Несколько времени Манчино лежал с закрытыми глазами и молчал, хрипло и тяжело дыша. Потом, когда дыхание успокоилось он открыл глаза. Лихорадка отпустила, и из слов его было ясно, что он понимает, каково его состояние.
- Je m'en vais en pays loingtain11, - сказал он и, прощаясь, протянул к друзьям руки. - Прошу вас, оплачьте со мною мои безвозвратно ушедшие дни, как ткацкий челнок проворно мелькнули мимо они. Если б мне было дано принять смерть у турок или у язычников, ради торжества христианской веры, Господь бы с охотою простил мне мою грешную жизнь, и все святые и ангелы рая встретили бы мою душу ликующими псалмами и звуками виолы. А теперь я предстану пред судом Господним таков, как есть и был всю жизнь, - пьяница, игрок, бездельник, забияка, охотник до шлюх...
- Вершитель наших судеб знает, что ты совсем не такой, ты поэт, сказал Леонардо и взял руку Манчино в свою. - Но скажи мне ради всего святого, зачем тебе понадобилось связываться с этим Боччеттой?
- Всему есть причина. Познай се, и ты поймешь случившееся - не твои ли это слова, Леонардо? Я часто слышал их от тебя, - отвечал Манчино. - И разве мир не полон горечи и измены? Пришла тут ко мне одна, умоляла и плакала, не ведая, как помочь своему горю, и если б она могла умереть от стыда и боли, то умерла бы прямо у меня на глазах. Так вот, я взял у нее из рук деньги и, влезши в окно, отнес их обратно к Боччетте, но сделал я это воистину как неуклюжий медведь, поднял шум и разбудил его, а он вообразил, что я пришел воровать. Если же ты, Леонардо, ищешь Иуду, я знаю точь в точь такого, какой тебе надобен. Не ищи более! Я нашел тебе Иуду. Правда, он положил в кошелек не тридцать сребреников, а семнадцать дукатов.
Манчино закрыл глаза, хватая ртом воздух.
- Коли я правильно понял, - заметил художник д'Оджоно, - он говорит о немце, который хотел стребовать с Боччетты семнадцать дукатов.
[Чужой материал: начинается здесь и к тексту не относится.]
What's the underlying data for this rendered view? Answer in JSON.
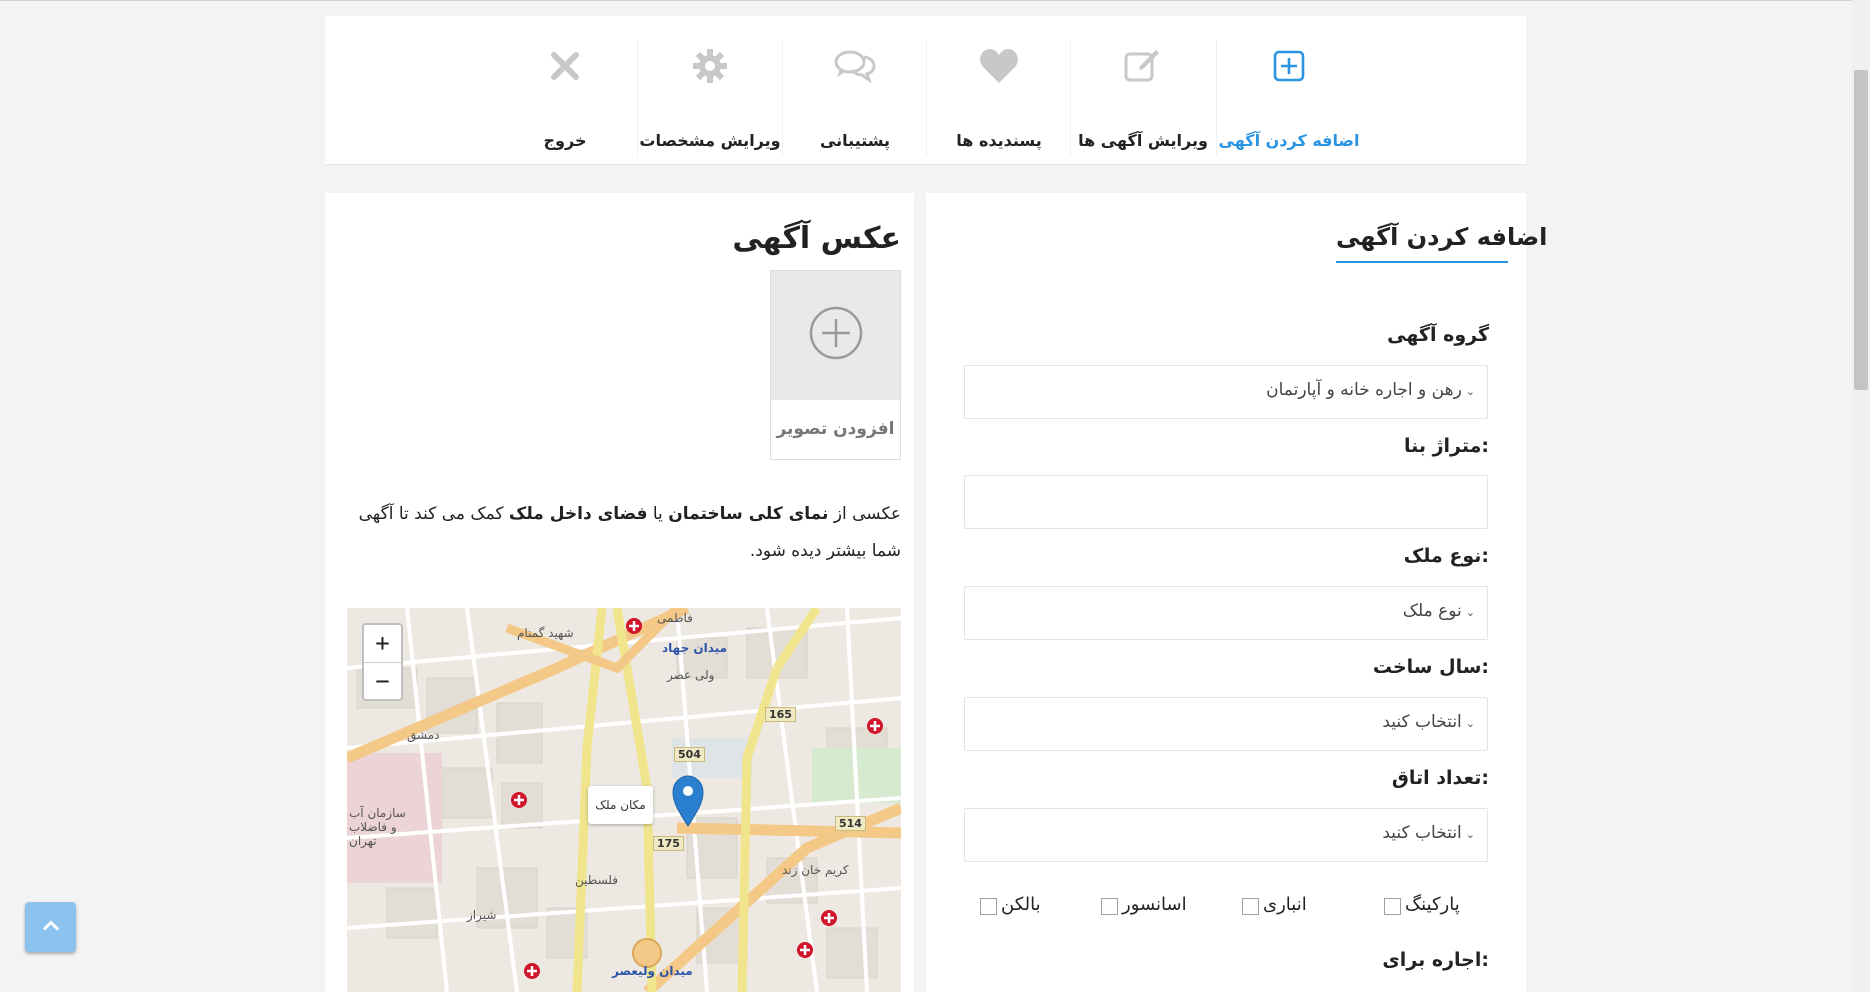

Этот немец побился со мной об заклад на один дукат против двух, что взыщет свои деньги с Боччетты не мытьем, так катаньем, ибо он не из тех, кого можно нагреть на семнадцать золотых. А нынче он мне сообщил, что честно-благородно выиграл заклад, Боччеттины семнадцать дукатов у него в кармане, и что завтра утром он явится ко мне за проспоренной суммой. Так что придется нынче обивать пороги, обойти три-четыре дома, где у меня должники, - попытаюсь добыть дукат, в кошельке-то моем не более двух карлинов наберется.
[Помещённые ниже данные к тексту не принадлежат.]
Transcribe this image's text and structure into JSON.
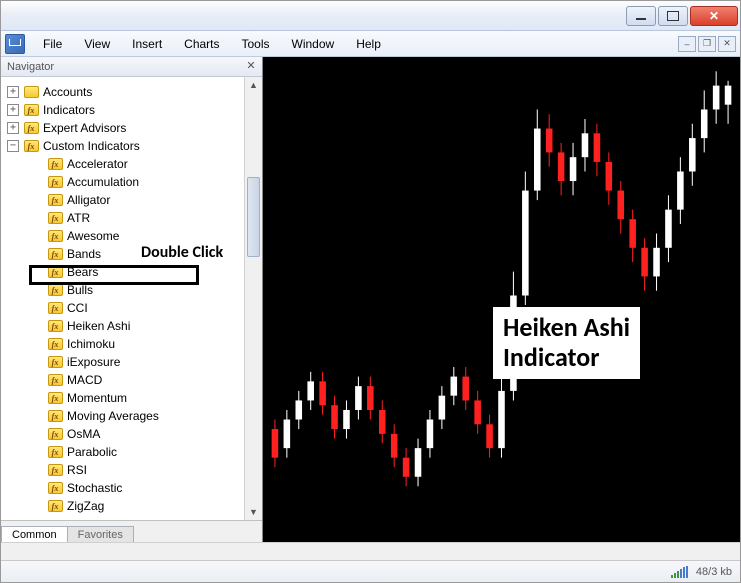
{
  "menubar": {
    "items": [
      "File",
      "View",
      "Insert",
      "Charts",
      "Tools",
      "Window",
      "Help"
    ]
  },
  "navigator": {
    "title": "Navigator",
    "tabs": {
      "active": "Common",
      "inactive": "Favorites"
    },
    "tree": {
      "top": [
        {
          "label": "Accounts",
          "expander": "+",
          "icon": "folder"
        },
        {
          "label": "Indicators",
          "expander": "+",
          "icon": "fx"
        },
        {
          "label": "Expert Advisors",
          "expander": "+",
          "icon": "fx"
        },
        {
          "label": "Custom Indicators",
          "expander": "−",
          "icon": "fx"
        }
      ],
      "custom": [
        "Accelerator",
        "Accumulation",
        "Alligator",
        "ATR",
        "Awesome",
        "Bands",
        "Bears",
        "Bulls",
        "CCI",
        "Heiken Ashi",
        "Ichimoku",
        "iExposure",
        "MACD",
        "Momentum",
        "Moving Averages",
        "OsMA",
        "Parabolic",
        "RSI",
        "Stochastic",
        "ZigZag"
      ],
      "highlighted": "Heiken Ashi"
    }
  },
  "annotations": {
    "double_click": "Double Click",
    "main_line1": "Heiken Ashi",
    "main_line2": "Indicator"
  },
  "statusbar": {
    "text": "48/3 kb"
  },
  "chart_data": {
    "type": "candlestick",
    "note": "approximate Heiken-Ashi candles, values read relative to panel (0=bottom,1=top)",
    "candles": [
      {
        "o": 0.22,
        "c": 0.16,
        "h": 0.24,
        "l": 0.14,
        "color": "red"
      },
      {
        "o": 0.18,
        "c": 0.24,
        "h": 0.26,
        "l": 0.16,
        "color": "white"
      },
      {
        "o": 0.24,
        "c": 0.28,
        "h": 0.3,
        "l": 0.22,
        "color": "white"
      },
      {
        "o": 0.28,
        "c": 0.32,
        "h": 0.34,
        "l": 0.26,
        "color": "white"
      },
      {
        "o": 0.32,
        "c": 0.27,
        "h": 0.34,
        "l": 0.25,
        "color": "red"
      },
      {
        "o": 0.27,
        "c": 0.22,
        "h": 0.29,
        "l": 0.2,
        "color": "red"
      },
      {
        "o": 0.22,
        "c": 0.26,
        "h": 0.28,
        "l": 0.2,
        "color": "white"
      },
      {
        "o": 0.26,
        "c": 0.31,
        "h": 0.33,
        "l": 0.24,
        "color": "white"
      },
      {
        "o": 0.31,
        "c": 0.26,
        "h": 0.33,
        "l": 0.24,
        "color": "red"
      },
      {
        "o": 0.26,
        "c": 0.21,
        "h": 0.28,
        "l": 0.19,
        "color": "red"
      },
      {
        "o": 0.21,
        "c": 0.16,
        "h": 0.23,
        "l": 0.14,
        "color": "red"
      },
      {
        "o": 0.16,
        "c": 0.12,
        "h": 0.18,
        "l": 0.1,
        "color": "red"
      },
      {
        "o": 0.12,
        "c": 0.18,
        "h": 0.2,
        "l": 0.1,
        "color": "white"
      },
      {
        "o": 0.18,
        "c": 0.24,
        "h": 0.26,
        "l": 0.16,
        "color": "white"
      },
      {
        "o": 0.24,
        "c": 0.29,
        "h": 0.31,
        "l": 0.22,
        "color": "white"
      },
      {
        "o": 0.29,
        "c": 0.33,
        "h": 0.35,
        "l": 0.27,
        "color": "white"
      },
      {
        "o": 0.33,
        "c": 0.28,
        "h": 0.35,
        "l": 0.26,
        "color": "red"
      },
      {
        "o": 0.28,
        "c": 0.23,
        "h": 0.3,
        "l": 0.21,
        "color": "red"
      },
      {
        "o": 0.23,
        "c": 0.18,
        "h": 0.25,
        "l": 0.16,
        "color": "red"
      },
      {
        "o": 0.18,
        "c": 0.3,
        "h": 0.34,
        "l": 0.16,
        "color": "white"
      },
      {
        "o": 0.3,
        "c": 0.5,
        "h": 0.55,
        "l": 0.28,
        "color": "white"
      },
      {
        "o": 0.5,
        "c": 0.72,
        "h": 0.76,
        "l": 0.48,
        "color": "white"
      },
      {
        "o": 0.72,
        "c": 0.85,
        "h": 0.89,
        "l": 0.7,
        "color": "white"
      },
      {
        "o": 0.85,
        "c": 0.8,
        "h": 0.88,
        "l": 0.77,
        "color": "red"
      },
      {
        "o": 0.8,
        "c": 0.74,
        "h": 0.82,
        "l": 0.71,
        "color": "red"
      },
      {
        "o": 0.74,
        "c": 0.79,
        "h": 0.82,
        "l": 0.71,
        "color": "white"
      },
      {
        "o": 0.79,
        "c": 0.84,
        "h": 0.87,
        "l": 0.76,
        "color": "white"
      },
      {
        "o": 0.84,
        "c": 0.78,
        "h": 0.86,
        "l": 0.75,
        "color": "red"
      },
      {
        "o": 0.78,
        "c": 0.72,
        "h": 0.8,
        "l": 0.69,
        "color": "red"
      },
      {
        "o": 0.72,
        "c": 0.66,
        "h": 0.74,
        "l": 0.63,
        "color": "red"
      },
      {
        "o": 0.66,
        "c": 0.6,
        "h": 0.68,
        "l": 0.57,
        "color": "red"
      },
      {
        "o": 0.6,
        "c": 0.54,
        "h": 0.62,
        "l": 0.51,
        "color": "red"
      },
      {
        "o": 0.54,
        "c": 0.6,
        "h": 0.63,
        "l": 0.51,
        "color": "white"
      },
      {
        "o": 0.6,
        "c": 0.68,
        "h": 0.71,
        "l": 0.57,
        "color": "white"
      },
      {
        "o": 0.68,
        "c": 0.76,
        "h": 0.79,
        "l": 0.65,
        "color": "white"
      },
      {
        "o": 0.76,
        "c": 0.83,
        "h": 0.86,
        "l": 0.73,
        "color": "white"
      },
      {
        "o": 0.83,
        "c": 0.89,
        "h": 0.93,
        "l": 0.8,
        "color": "white"
      },
      {
        "o": 0.89,
        "c": 0.94,
        "h": 0.97,
        "l": 0.86,
        "color": "white"
      },
      {
        "o": 0.94,
        "c": 0.9,
        "h": 0.95,
        "l": 0.86,
        "color": "white"
      }
    ]
  }
}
- Неплохо бы взглянуть на этого немца, которого Манчино зовет Иудой, проговорил Леонардо. - И пусть он нам расскажет, как исхитрился получить с Боччетты свои денежки.
- Пить! - простонал Манчино.
- Об этом можно спросить самого Боччетту, - сказал органный мастер и, поднося к губам Манчино кувшин, другой рукой указал на дверь.